A family in our ward lost their 4 1/2 month old son, Ty, on Wednesday to SIDS. I just wanted to take a minute to express some of my feelings about the situation and about his funeral.
This experience has been a really hard one for me. I don't know if that is due to me being a woman or because I am a mother. Maybe it hit home because Gracie is only 2 weeks older than Ty. Or maybe it is because of all of those things.
I was having a hard time wrapping my mind around the whole thing. I knew that Ty was okay and that they would someday be with him, but I wasn't really FEELING that that was the case. I was only imagining and feeling the grief and despair that I imagined they would be feeling.
But then I went to Ty's funeral.
It was so sad. I cried the whole time. The coffin was so tiny. But there was a beautiful spirit of comfort in that meeting. Erica and Dan (Ty's parents) gave his life sketch, which actually surprised me. I couldn't have thought that they would be able to do such a thing. They spoke of the comfort and strength that they had been receiving. They spoke of how he had made them better people and how they wanted now to live their lives to be worthy to be with him again someday. Dan told intimate details of his last night with Ty and how special it was to him. And the interesting thing was that they were comforting and strengthening all of us. We were there to support and love them, and they turned around and did the same thing for us.

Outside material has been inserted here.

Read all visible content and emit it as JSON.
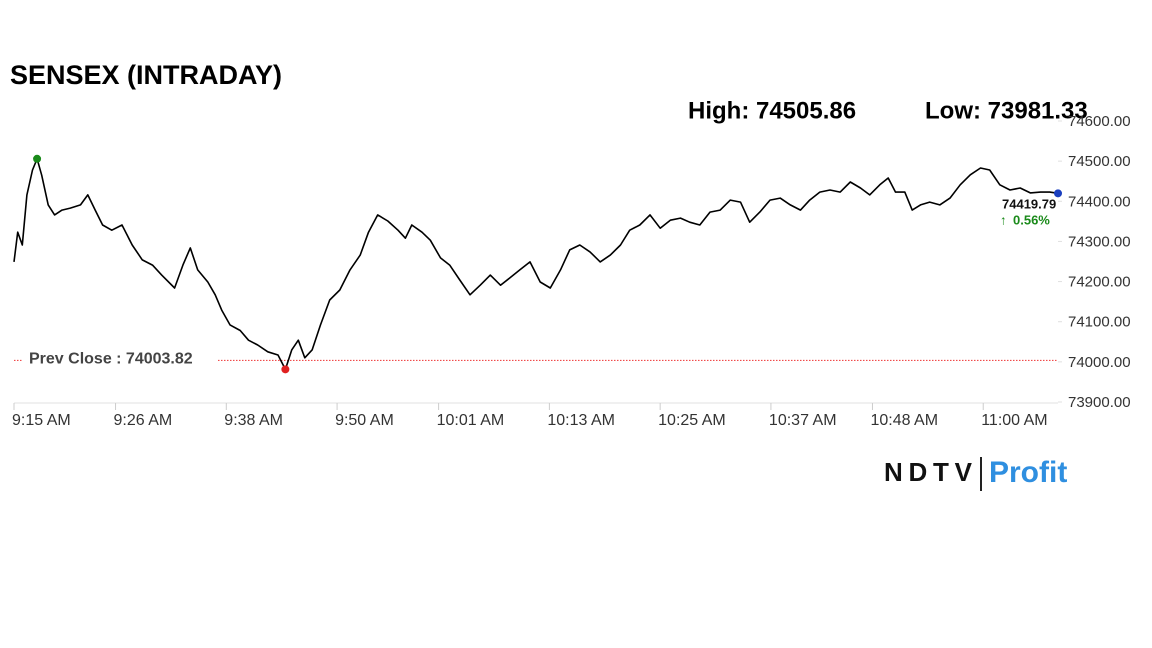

Being at Ty's funeral has made me a better person. It has strengthened my testimony of many things. One, of the eternal nature of our Heavenly Father's plan. How blessed we are to be able to be with our loved ones again someday. Two, we can be comforted and strengthened even in our darkest hours. We can truly seek after and find relief from the pain. Three, the Relief Society really is an organization that provides relief to those in need. So many sisters from our ward banded together to make that funeral happen. The Elders helped, too, but the Relief Society really seemed to be the backbone behind it. I'm grateful for the caring, compassionate nature of woman and what that can mean in the lives of those in need. Four, I was reminded of the covenants we make at baptism - "to mourn with those who mourn and comfort those who stand in need of comfort." I have never before mourned for someone else's sorrows the way I mourned for them. And I know that is Heavenly Father's way.
This experience has been a hard one, and it really has had nothing to do with me. My heart brakes for Dan and Erica as they will be faced with the reality of Ty's death every day for the rest of their lives. And after hearing their thoughts yesterday, I feel peace in knowing that they will be okay. I pray for their continued comfort and strength.